Manie (nom féminin) : "Goût excessif, déraisonnable pour quelque chose." Cette newsletter porte bien son nom, puisqu’elle compile toutes ces (jolies) choses et personnes (passionnantes) qui m’obsèdent. En ce moment ? Le magazine MacGuffin.
J’ai toujours aimé les magazines indépendants. Ceux qui racontent (et pensent) les choses différemment. Et puis un jour je suis tombée sur MacGuffin — et j’ai eu un gros coup de cœur. J’ai développé pour la revue une (grosse) manie, qui ne m’a jamais vraiment quittée. C’est donc tout naturellement que j’ai échangé avec Kirsten Algera, la rédactrice en cheffe.
Comment l'aventure MacGuffin a-t-elle commencé ?
C’était il y a huit ans. Nous étions principalement inspirés, ou plutôt pas assez inspirés, par le monde encombré du design dans lequel nous travaillions. Nous avions l'impression que l'industrie était surtout obsédée par le succès commercial des designers vedettes et des nouvelles chaises à la mode.
À contrario, qu’est-ce qui vous inspirez à l’époque ?
Nous étions davantage fascinés par la vie après la mort des objets, plutôt que par leur aspect novateur. Comment sont-ils utilisés ? À quoi ressemble le monde lorsque vous l'observez à travers les objets qui vous entourent ? Nous avons ressenti le besoin de créer une plateforme pour proposer une autre définition du design. Nous avons pensé à un magazine et lancé l'idée à quelques connaissances.
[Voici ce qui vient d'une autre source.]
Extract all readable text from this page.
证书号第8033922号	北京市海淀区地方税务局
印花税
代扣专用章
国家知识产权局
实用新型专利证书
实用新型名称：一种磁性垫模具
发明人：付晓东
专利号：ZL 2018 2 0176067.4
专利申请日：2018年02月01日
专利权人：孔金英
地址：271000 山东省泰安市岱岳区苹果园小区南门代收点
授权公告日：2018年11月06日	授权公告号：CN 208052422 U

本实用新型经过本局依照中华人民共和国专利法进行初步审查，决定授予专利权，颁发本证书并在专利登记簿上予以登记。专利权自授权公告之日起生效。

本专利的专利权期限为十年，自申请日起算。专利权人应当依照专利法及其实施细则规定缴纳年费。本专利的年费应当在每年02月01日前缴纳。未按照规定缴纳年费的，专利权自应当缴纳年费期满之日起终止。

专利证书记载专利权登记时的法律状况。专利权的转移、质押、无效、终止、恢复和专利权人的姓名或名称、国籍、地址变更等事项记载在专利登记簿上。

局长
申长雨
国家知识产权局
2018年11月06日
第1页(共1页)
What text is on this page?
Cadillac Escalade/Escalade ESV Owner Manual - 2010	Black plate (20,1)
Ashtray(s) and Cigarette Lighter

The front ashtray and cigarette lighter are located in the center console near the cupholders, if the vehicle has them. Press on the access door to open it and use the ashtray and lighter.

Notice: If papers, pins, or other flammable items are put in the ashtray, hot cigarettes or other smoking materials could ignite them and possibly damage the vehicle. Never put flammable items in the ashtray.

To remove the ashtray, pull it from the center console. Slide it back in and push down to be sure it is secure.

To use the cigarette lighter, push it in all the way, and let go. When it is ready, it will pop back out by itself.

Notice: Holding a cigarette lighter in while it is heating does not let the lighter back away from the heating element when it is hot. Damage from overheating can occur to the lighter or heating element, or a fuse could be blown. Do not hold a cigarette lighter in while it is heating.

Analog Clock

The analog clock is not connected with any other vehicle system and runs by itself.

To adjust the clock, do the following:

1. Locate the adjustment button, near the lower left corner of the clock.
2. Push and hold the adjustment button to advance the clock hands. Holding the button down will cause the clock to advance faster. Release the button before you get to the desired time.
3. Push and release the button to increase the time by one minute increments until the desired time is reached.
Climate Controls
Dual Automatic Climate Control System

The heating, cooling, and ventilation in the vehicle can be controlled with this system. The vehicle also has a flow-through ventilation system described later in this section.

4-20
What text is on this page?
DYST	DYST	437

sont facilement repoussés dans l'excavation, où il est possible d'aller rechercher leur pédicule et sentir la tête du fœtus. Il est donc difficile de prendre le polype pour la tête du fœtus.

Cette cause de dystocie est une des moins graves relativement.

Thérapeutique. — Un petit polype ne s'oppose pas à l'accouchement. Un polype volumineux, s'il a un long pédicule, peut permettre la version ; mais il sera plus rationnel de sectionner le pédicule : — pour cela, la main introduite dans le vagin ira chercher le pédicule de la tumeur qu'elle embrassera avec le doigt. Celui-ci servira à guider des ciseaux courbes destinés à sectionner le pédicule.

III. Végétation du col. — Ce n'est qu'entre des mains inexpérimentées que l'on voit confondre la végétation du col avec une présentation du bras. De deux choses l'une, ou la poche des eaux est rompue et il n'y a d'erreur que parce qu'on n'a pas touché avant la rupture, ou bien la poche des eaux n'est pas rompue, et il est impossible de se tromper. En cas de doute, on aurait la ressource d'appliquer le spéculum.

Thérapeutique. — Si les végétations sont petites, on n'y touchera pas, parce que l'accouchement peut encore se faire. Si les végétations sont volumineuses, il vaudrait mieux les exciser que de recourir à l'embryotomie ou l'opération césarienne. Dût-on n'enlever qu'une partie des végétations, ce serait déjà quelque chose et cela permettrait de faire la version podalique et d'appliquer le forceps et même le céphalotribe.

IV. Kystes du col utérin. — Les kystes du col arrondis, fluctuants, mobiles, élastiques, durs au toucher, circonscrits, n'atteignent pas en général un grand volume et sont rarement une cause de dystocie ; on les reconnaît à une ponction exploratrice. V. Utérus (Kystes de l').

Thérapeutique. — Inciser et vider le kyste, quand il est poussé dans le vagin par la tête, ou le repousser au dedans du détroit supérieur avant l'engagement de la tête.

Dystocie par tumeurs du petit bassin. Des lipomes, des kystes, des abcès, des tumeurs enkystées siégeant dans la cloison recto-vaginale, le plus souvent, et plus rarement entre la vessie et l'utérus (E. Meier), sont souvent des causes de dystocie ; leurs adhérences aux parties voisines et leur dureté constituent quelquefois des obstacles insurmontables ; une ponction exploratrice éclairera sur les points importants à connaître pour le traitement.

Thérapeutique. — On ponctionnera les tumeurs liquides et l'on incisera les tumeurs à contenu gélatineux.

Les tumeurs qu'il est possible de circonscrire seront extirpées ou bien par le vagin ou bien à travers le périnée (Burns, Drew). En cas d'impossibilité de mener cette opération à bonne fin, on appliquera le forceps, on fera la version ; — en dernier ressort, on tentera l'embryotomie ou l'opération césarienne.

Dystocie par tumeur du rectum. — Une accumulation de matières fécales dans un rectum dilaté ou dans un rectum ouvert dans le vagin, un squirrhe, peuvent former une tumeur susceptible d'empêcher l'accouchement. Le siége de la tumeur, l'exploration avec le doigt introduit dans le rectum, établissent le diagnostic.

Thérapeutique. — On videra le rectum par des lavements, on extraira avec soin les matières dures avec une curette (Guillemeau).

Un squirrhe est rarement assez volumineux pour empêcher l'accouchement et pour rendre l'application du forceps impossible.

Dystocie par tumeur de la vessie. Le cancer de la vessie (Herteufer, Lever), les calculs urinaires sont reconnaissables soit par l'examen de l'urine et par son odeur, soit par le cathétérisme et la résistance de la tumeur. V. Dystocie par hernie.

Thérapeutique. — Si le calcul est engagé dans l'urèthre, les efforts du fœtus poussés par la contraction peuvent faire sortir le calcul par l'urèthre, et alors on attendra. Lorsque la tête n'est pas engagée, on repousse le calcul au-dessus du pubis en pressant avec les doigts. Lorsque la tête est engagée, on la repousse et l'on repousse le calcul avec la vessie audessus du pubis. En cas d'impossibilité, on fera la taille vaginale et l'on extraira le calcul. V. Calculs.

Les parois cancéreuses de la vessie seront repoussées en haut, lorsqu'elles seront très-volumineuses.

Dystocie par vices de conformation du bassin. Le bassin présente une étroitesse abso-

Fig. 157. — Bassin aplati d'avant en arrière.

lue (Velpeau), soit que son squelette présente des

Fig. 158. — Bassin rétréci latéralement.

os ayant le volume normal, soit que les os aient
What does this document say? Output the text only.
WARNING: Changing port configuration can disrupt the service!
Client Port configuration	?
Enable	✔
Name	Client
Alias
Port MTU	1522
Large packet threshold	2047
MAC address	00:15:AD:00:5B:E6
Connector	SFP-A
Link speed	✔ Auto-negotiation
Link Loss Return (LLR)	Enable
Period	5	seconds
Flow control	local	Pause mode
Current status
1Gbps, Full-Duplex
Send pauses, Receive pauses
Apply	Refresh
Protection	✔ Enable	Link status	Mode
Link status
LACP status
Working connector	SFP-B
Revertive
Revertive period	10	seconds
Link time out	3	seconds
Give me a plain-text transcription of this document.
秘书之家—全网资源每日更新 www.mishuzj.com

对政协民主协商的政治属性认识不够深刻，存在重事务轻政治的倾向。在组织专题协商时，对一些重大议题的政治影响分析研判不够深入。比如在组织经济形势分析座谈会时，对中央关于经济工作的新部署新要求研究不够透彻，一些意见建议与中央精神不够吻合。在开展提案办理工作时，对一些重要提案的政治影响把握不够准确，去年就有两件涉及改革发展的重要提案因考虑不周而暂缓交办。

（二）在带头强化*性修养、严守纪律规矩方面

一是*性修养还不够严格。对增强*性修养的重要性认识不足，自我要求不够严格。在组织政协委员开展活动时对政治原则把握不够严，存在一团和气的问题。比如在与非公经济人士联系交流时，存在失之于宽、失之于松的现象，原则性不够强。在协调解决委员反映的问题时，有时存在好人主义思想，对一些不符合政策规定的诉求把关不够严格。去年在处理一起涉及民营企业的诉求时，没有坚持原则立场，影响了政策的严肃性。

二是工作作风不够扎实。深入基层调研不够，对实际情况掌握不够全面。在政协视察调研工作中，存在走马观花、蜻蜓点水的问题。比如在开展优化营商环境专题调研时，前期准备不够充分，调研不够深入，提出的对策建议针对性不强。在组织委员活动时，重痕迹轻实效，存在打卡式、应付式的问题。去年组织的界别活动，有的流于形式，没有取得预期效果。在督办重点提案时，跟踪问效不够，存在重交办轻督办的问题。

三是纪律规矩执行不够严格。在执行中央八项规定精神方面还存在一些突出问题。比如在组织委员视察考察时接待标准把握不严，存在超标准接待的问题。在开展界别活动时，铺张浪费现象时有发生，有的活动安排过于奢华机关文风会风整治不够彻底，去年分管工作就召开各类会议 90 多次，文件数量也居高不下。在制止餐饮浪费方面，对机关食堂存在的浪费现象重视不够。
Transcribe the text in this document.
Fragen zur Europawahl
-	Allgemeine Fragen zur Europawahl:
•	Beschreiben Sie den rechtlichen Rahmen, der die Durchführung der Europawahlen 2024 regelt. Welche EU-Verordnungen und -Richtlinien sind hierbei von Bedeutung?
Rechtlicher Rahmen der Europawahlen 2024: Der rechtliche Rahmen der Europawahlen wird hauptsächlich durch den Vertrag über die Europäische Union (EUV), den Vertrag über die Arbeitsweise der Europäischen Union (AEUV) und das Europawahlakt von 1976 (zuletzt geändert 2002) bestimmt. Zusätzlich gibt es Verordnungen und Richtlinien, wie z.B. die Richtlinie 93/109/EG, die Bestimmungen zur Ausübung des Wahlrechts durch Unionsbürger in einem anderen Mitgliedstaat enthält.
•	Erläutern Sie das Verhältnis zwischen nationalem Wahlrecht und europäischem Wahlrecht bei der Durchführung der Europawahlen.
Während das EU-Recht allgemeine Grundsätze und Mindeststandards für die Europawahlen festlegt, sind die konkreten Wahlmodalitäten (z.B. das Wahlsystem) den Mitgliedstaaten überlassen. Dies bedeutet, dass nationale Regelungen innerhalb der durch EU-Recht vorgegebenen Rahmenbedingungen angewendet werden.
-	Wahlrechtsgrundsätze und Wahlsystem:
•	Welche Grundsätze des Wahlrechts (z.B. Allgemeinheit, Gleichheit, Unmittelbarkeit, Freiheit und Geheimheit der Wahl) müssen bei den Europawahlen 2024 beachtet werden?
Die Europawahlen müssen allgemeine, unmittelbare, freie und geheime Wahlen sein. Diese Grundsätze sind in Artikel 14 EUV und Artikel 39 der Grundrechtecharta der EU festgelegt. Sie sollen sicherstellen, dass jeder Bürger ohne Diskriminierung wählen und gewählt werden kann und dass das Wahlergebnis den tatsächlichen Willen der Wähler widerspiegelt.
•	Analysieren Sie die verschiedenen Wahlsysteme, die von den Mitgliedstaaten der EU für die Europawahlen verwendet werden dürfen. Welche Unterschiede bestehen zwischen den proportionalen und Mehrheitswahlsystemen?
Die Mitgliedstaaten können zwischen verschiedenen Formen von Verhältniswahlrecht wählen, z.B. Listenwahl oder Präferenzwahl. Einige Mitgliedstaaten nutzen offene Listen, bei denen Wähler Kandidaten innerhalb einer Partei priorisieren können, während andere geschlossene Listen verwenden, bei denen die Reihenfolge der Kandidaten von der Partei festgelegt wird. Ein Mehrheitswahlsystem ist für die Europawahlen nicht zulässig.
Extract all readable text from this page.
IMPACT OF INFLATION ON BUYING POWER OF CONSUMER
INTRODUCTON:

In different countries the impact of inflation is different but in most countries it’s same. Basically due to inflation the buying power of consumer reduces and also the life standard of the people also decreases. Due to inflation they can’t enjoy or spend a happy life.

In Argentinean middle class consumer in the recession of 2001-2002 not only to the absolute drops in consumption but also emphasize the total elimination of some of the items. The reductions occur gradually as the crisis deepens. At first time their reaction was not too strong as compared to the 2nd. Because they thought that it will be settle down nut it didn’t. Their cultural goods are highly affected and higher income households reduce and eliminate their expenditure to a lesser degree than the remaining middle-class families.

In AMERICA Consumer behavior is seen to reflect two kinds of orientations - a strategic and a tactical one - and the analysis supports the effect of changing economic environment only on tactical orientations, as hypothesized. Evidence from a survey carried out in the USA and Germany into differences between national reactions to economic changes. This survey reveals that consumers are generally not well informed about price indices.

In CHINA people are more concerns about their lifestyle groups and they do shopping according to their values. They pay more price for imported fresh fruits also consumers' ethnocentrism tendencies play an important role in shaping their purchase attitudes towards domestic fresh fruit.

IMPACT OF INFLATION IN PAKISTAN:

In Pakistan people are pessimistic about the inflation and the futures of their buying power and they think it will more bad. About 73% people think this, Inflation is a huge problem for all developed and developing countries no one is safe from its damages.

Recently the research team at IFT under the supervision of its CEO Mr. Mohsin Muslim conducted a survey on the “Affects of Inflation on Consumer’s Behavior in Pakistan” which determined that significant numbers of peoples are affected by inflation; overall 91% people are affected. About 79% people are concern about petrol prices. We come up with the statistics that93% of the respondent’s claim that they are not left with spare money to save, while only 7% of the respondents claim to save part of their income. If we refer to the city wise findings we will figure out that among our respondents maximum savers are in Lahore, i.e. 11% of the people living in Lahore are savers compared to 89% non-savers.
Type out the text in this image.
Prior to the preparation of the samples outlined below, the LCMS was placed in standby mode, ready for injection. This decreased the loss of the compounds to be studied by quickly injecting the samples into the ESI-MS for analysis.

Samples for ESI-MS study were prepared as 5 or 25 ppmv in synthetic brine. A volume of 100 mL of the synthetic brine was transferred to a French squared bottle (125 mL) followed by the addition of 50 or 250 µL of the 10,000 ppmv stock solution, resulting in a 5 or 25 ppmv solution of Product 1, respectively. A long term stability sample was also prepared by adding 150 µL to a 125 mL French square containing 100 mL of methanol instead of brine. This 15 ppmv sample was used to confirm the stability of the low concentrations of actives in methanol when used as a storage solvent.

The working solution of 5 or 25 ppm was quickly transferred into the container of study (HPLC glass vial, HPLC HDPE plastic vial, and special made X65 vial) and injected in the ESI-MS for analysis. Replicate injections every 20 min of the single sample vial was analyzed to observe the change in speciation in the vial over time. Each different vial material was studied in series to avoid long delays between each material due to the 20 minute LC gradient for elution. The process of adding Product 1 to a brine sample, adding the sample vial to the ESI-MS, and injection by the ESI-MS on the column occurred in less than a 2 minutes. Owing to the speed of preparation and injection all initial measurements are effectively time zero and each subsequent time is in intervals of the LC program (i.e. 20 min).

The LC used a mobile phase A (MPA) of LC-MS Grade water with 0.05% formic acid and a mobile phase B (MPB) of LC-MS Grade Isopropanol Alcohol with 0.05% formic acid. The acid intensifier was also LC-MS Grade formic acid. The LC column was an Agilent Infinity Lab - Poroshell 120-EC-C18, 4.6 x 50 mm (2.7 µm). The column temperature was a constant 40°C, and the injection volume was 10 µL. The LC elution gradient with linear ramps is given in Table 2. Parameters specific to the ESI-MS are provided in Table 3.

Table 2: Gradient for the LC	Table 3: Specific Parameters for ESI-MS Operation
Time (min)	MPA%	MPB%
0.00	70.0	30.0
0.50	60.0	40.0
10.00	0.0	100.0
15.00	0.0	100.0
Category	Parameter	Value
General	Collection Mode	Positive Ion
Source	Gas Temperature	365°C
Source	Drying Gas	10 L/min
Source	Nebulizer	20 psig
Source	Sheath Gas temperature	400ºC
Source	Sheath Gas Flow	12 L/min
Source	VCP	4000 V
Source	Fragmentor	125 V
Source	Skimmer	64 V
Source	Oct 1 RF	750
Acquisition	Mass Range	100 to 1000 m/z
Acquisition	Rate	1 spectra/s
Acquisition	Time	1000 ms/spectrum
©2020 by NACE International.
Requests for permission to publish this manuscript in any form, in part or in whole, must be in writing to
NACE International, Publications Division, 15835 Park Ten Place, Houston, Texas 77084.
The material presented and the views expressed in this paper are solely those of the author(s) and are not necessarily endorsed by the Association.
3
Bon nombre nous a dit : “Mais vous êtes fous ! Un magazine ? Pourquoi ne pas créer un site internet ? Faites une exposition ! Pourquoi sacrifier des milliers de kilos de papier ?”
Mais vous êtes allés au bout de votre idée.
Oui, car nous étions convaincus qu'un magazine serait le meilleur support pour exposer nos recherches, des lectures plus longues et les essais visuels que nous avions en tête. Nous voulions en quelque sorte faire une exposition mobile. Quelque chose que l'on puisse garder et emporter avec soi. Pour y parvenir, nous avons pensé qu'il valait mieux associer chaque magazine à un objet.
Si vous deviez décrire MacGuffin en une phrase, que diriez-vous ?
C’est un magazine sur la vie des choses.
D’ailleurs, que signifie MacGuffin ?
Alfred Hitchcock a inventé le mot "MacGuffin" pour désigner un objet qui, dans un film, trouble la narration. Nous avons emprunté ce nom parce que nous voulions créer une plateforme qui ne s'intéresse pas tant à la conception des objets, mais plutôt aux histoires qui en découlent.
Ernst [le co-fondateur, ndlr] et vous venez du monde du design : comment cela influence-t-il le travail que vous faites aujourd'hui pour MacGuffin ?
En 2015, nous avions une relation amour-haine avec le monde du design — ce qui a d’ailleurs été le point de départ de nos réflexions. Aujourd'hui, nous pensons que le monde du design a beaucoup changé. Nous organisons de nombreux ateliers avec des étudiants et la plupart d'entre eux ont une attitude complètement différente vis-à-vis du design, avec un grand D. Ils s'intéressent à la recherche contextuelle, à la géopolitique, se posent de nouvelles questions, mais ne s’attardent pas tant sur les formes inédites que les objets peuvent prendre ou sur les nouveautés.
Comment choisissez-vous ceux sur lesquels vous voulez travailler ?
Ils doivent présenter une certaine ambiguïté et jouer différents rôles, dans différents contextes. Notre liste est longue : je pense que nous pourrions faire un magazine sur n'importe quel objet. La plupart du temps, nous commençons par faire des recherches, puis presque chaque numéro débute par une œuvre ou un texte qui nous inspire.
Est-ce que vous avez un exemple ?
‘The Sink’ [numéro 4, ndlr] a commencé avec “Les villes invisibles”, de l'écrivain italien Italo Calvino. Il parle d'une ville souterraine entièrement constituée de tuyaux — "une forêt de tuyaux". Cette image, et l'idée qu'il existe un monde entre l'ici et l'ailleurs, nous a fascinés.